Emmanuel Macron se rendra en Russie mardi lors de la demi-finale face à la Belgique. Pourtant, la « tradition » du président supporteur est récente.

Emmanuel Macron se rend mardi en Russie à la demi-finale France-Belgique. Évidemment. Tellement évident que sa ministre de la Santé, Agnès Buzyn, n’a pas hésité à invoquer le calendrier de la Coupe du monde pour justifier le report du plan pauvreté. Cette évidence pourtant n’allait pas de soi et cette tradition de président supporteur est récente. « Aujourd’hui, un président ou une présidente ne pourrait pas ne pas assister au match », estime auprès de l’AFP Pascal Boniface, directeur de l’Institut de relations internationales et stratégiques (Iris) et grand spécialiste de la géopolitique du football. « L’équipe de France de football fait partie du soft power de la France. C’est plus que du sport, d’autant que notre équipe est performante et sympathique », sourit le chercheur, qui rappelle qu’Emmanuel Macron, François Hollande et Nicolas Sarkozy sont tous les trois de grands amateurs de foot.

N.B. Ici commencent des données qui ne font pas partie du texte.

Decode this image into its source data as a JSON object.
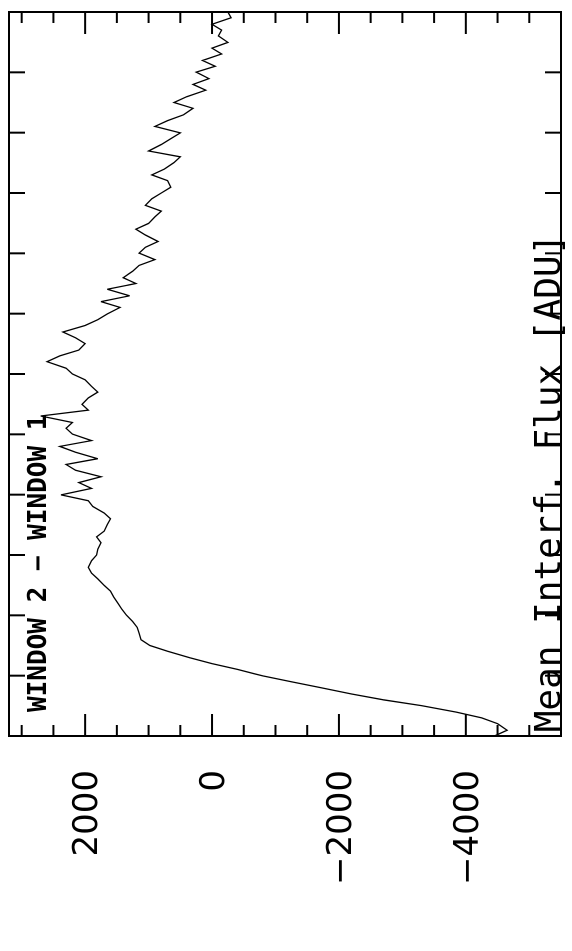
{
  "chart_data": {
    "type": "line",
    "orientation": "rotated-90-ccw",
    "ylabel": "Mean Interf. Flux [ADU]",
    "annotation": "WINDOW 2 − WINDOW 1",
    "ytick_labels": [
      "2000",
      "0",
      "−2000",
      "−4000"
    ],
    "ytick_values": [
      2000,
      0,
      -2000,
      -4000
    ],
    "ylim": [
      -5500,
      3200
    ],
    "xlim": [
      0,
      1
    ],
    "x_tick_count": 13,
    "grid": false,
    "series": [
      {
        "x": [
          0.0,
          0.008,
          0.017,
          0.025,
          0.033,
          0.042,
          0.05,
          0.058,
          0.067,
          0.075,
          0.083,
          0.092,
          0.1,
          0.108,
          0.117,
          0.125,
          0.133,
          0.142,
          0.15,
          0.158,
          0.167,
          0.175,
          0.183,
          0.192,
          0.2,
          0.208,
          0.217,
          0.225,
          0.233,
          0.242,
          0.25,
          0.258,
          0.267,
          0.275,
          0.283,
          0.292,
          0.3,
          0.308,
          0.317,
          0.325,
          0.333,
          0.342,
          0.35,
          0.358,
          0.367,
          0.375,
          0.383,
          0.392,
          0.4,
          0.408,
          0.417,
          0.425,
          0.433,
          0.442,
          0.45,
          0.458,
          0.467,
          0.475,
          0.483,
          0.492,
          0.5,
          0.508,
          0.517,
          0.525,
          0.533,
          0.542,
          0.55,
          0.558,
          0.567,
          0.575,
          0.583,
          0.592,
          0.6,
          0.608,
          0.617,
          0.625,
          0.633,
          0.642,
          0.65,
          0.658,
          0.667,
          0.675,
          0.683,
          0.692,
          0.7,
          0.708,
          0.717,
          0.725,
          0.733,
          0.742,
          0.75,
          0.758,
          0.767,
          0.775,
          0.783,
          0.792,
          0.8,
          0.808,
          0.817,
          0.825,
          0.833,
          0.842,
          0.85,
          0.858,
          0.867,
          0.875,
          0.883,
          0.892,
          0.9,
          0.908,
          0.917,
          0.925,
          0.933,
          0.942,
          0.95,
          0.958,
          0.967,
          0.975,
          0.983,
          0.992,
          1.0
        ],
        "y": [
          -4450,
          -4650,
          -4500,
          -4250,
          -3850,
          -3300,
          -2700,
          -2200,
          -1700,
          -1250,
          -800,
          -400,
          0,
          350,
          700,
          980,
          1120,
          1150,
          1180,
          1250,
          1350,
          1420,
          1480,
          1550,
          1600,
          1700,
          1800,
          1900,
          1950,
          1900,
          1820,
          1800,
          1750,
          1820,
          1700,
          1650,
          1600,
          1700,
          1880,
          1950,
          2380,
          1900,
          2100,
          1750,
          2150,
          2300,
          1800,
          2150,
          2400,
          1900,
          2200,
          2300,
          2200,
          2700,
          1950,
          2050,
          1950,
          1800,
          1900,
          2000,
          2200,
          2300,
          2600,
          2400,
          2100,
          2000,
          2150,
          2350,
          2000,
          1800,
          1650,
          1450,
          1750,
          1300,
          1650,
          1200,
          1400,
          1250,
          1150,
          900,
          1150,
          1050,
          850,
          1050,
          1200,
          1000,
          900,
          800,
          1050,
          950,
          800,
          650,
          700,
          950,
          750,
          600,
          500,
          1000,
          800,
          650,
          500,
          900,
          700,
          450,
          300,
          600,
          400,
          100,
          300,
          50,
          250,
          -50,
          150,
          -150,
          0,
          -250,
          -100,
          -150,
          0,
          -300,
          -250
        ]
      }
    ]
  }
}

Il a fallu pourtant attendre Jacques Chirac pour voir un président en bleu. Et encore, si le président s’était rendu à Clairefontaine quelques jours avant le Mondial 98, puis s’était affiché avec un maillot barré du numéro 23 dans les tribunes il y a vingt ans, c’était avant tout en tant que dirigeant du pays hôte de la compétition. Mais les records de popularité enregistrés – 68 % de bonnes opinions fin juillet 98 – ont inspiré ses successeurs. En 2016, François Hollande enregistre lui aussi un bond de popularité, + 7 points, lorsque la France se qualifie en finale de l’Euro.

Le foot ringard

Pourtant, dans les années 80, le politique s’était tenu à une prudente distance de la glorieuse équipe tricolore emmenée par Platini et Giresse. À peine François Mitterrand consent-il à assister à la finale France-Espagne au Parc des princes lors de l’Euro 1984 – premier titre majeur des Bleus –, mais il ne fait pas le déplacement deux ans plus tard lors de la Coupe du monde au Mexique, alors que l’équipe d’Henri Michel se qualifie héroïquement dans le dernier carré. Lecteur assidu de L’Équipe, passionné de sport, le président de la République né en 1916 n’entend pas suivre les exemples des chefs d’État supporteurs, à l’instar du président italien Sandro Pertini, bruyant habitué des tribunes, ou, plus tard, Nelson Mandela ou Lula.

« Il fallait sacraliser la fonction », rappelle Pascal Boniface, « et ça ne se faisait pas de porter un maillot de l’équipe de football », alors que le foot a longtemps renvoyé à une imagerie parfois ringarde et souvent raillée. Un an après son accession à l’Élysée, le président socialiste doit intervenir pourtant après le funeste France-Allemagne, demi-finale marquée par l’agression de Schumacher sur Battiston, lors du Mondial 82 en Espagne : François Mitterrand et le chancelier Helmut Kohl signent alors un communiqué commun, « pour faire en sorte que la réconciliation entre les deux pays ne soit pas gâchée par ce match, tant il est vécu comme un drame », rappelle le chercheur.

Des bleus piteux

La rencontre marque également un engouement nouveau du pays pour l’équipe nationale après une longue période jugée médiocre, lors de laquelle l’équipe de France est à peine considérée par les chefs d’État successifs : les Bleus ne se qualifient ni en 1970 sous Pompidou, ni en 1974 quelques semaines après l’accession de VGE à l’Élysée, et « il n’est pas question que Valéry Giscard d’Estaing se rende en Argentine en 1978 » alors que le pays est dirigé par une junte militaire, explique Pascal Boniface.

Quid de Charles de Gaulle, réputé piètre sportif ? Il a lancé la tradition, depuis lors toujours respectée, d’assister à la finale de la Coupe de France, mais n’a jamais eu de mots sur le football. Le général avait certes tonné contre les sportifs français après les Jeux olympiques de Rome en 1960, lors desquels la délégation tricolore était revenue sans la moindre médaille d’or, mais il n’a rien dit du piteux parcours des Bleus, éliminés dès le premier tour lors de la Coupe du monde en Angleterre en 1966. « Le football n’avait pas l’importance qu’il a aujourd’hui », note Pascal Boniface. « Surtout, les relations entre l’Angleterre et la France, qui ne souhaitait pas qu’elle entre dans la communauté européenne, étaient mauvaises. » D’autant que, cette année-là, l’Angleterre a gagné.